At the time, Joseph Kessel’s girlfriend was Germaine Sablon, star of the music hall. In London, she was engaged with free French forces and wanted to appear in a film intended to raise funds in the United States for the benefit of resistance fighters. Several times, she had asked “Jef” – the little name she gave her – to write a song to her. But Kessel, too busy refining the writing of his book The Shadow Army had constantly put it back until later.
Was it this double friendly and love pressure that finally convinced him to get started? My guitar memory does not remember it. It is simply by hearsay that I knew that on Sunday May 30, 1943 -or perhaps another day, it depends on the versions -, the trio composed of Joseph Kessel, his nephew and companion of exile and writing Maurice Druon, and Germaine Sablon withdrew in a small hotel in Coulsdon, near London. On the lawn of this holiday resort, the two men write what I believe to be a masterpiece of lyricist. “The words came quickly and almost from themselves in a dialogue where we replied,” said Maurice Druon later. “Jef found ideas with Maurice and he had the genius to put them in verse,” will complete the singer.
Surprisingly, the working title is English: Underground Song – In the language of Shakespeare, “to go underground” means “to enter illegality”. But the first lines are in French:
“Friend, do you hear
The black flights of the crows
On our plains
Friend, do you hear
The deaf cries
Of the country that we continue »
The other stanzas will follow. All completed in barely an hour and a half … “This is what will perhaps remain of the two of us,” said Kessel that evening to his nephew.
The next day, Germaine Sablon recorded this French version at the BBC. The verses were imprinted clandestinely on September 25, 1943, at the modern printing house in Auch (Gers), in the first of Liberation notebooks. They are preceded by the following mention: “We prefer that this song is anonymous, it is so belonging to all the snipers. It must be sung on a heavy and hammered rhythm. The nuances, to be only indicated, come out more strongly. This clarification responded to Emmanuel d’Astier’s wish to suggest that this Guerilla Song emanated from resistance.
Directly, the whistled version, the one heard at the BBC, was a huge success. The French version accompanies the end of the war. It is taken up by the whole of the nation at the Liberation, then during the commemorations, to the point that it will be nicknamed “the Marseillaise resistance ”. But it is under the name of Song of supporters that, thanks to many performers, from Joséphine Baker to Yves Montand, passing through the Toulouse group Zebda, she continues in the memories.

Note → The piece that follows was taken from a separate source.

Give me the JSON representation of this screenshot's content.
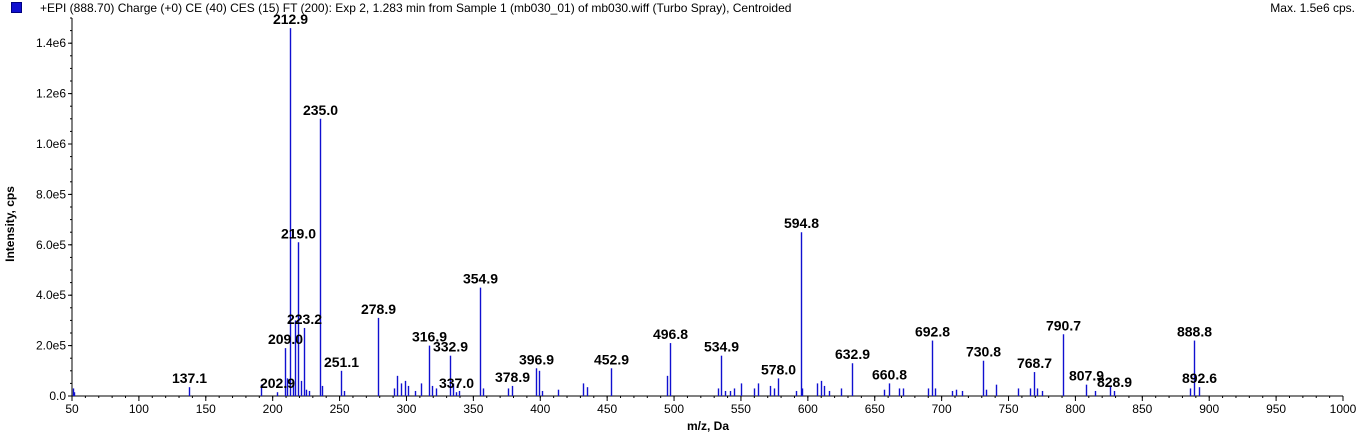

The original manuscript – These words scribbled by the hand of Maurice Druon on three yellowed flying sheets – has been classified as historic monuments since 2006.
He is now exposed, just like me, at the Museum of the Liberation Order in Paris. Anna gave me this institution in 1990. I thus painfully lived in my wood the end of our companionship of sixty years. In the preface to Memoirs, From Anna Marly, Joseph Kessel recognizes my essential role, “The guitar, I was going to write that she was like all guitars. But no: she seemed to have, she had taken the going, the health, the gut, the exaltation of the one who played it … “Did we never paid a good tribute to a string instrument?
My dear Anna died in 2006.
I shed all the tears of my strings. Maurice Druon left this world three years later. His uncle Joseph Kessel had disappeared in 1979. From my point of view, these three deserve to enter the pantheon, and why not with me, if we think about it? However, I would have to be reduced to ashes … For the moment, at 95, I am the only survivor of this crazy adventure. If your heart tells you, then go a little visit to the Museum of the Liberation Order. You will have before your eyes a direct witness of the history of those who fought, singing, so that France regains its freedom.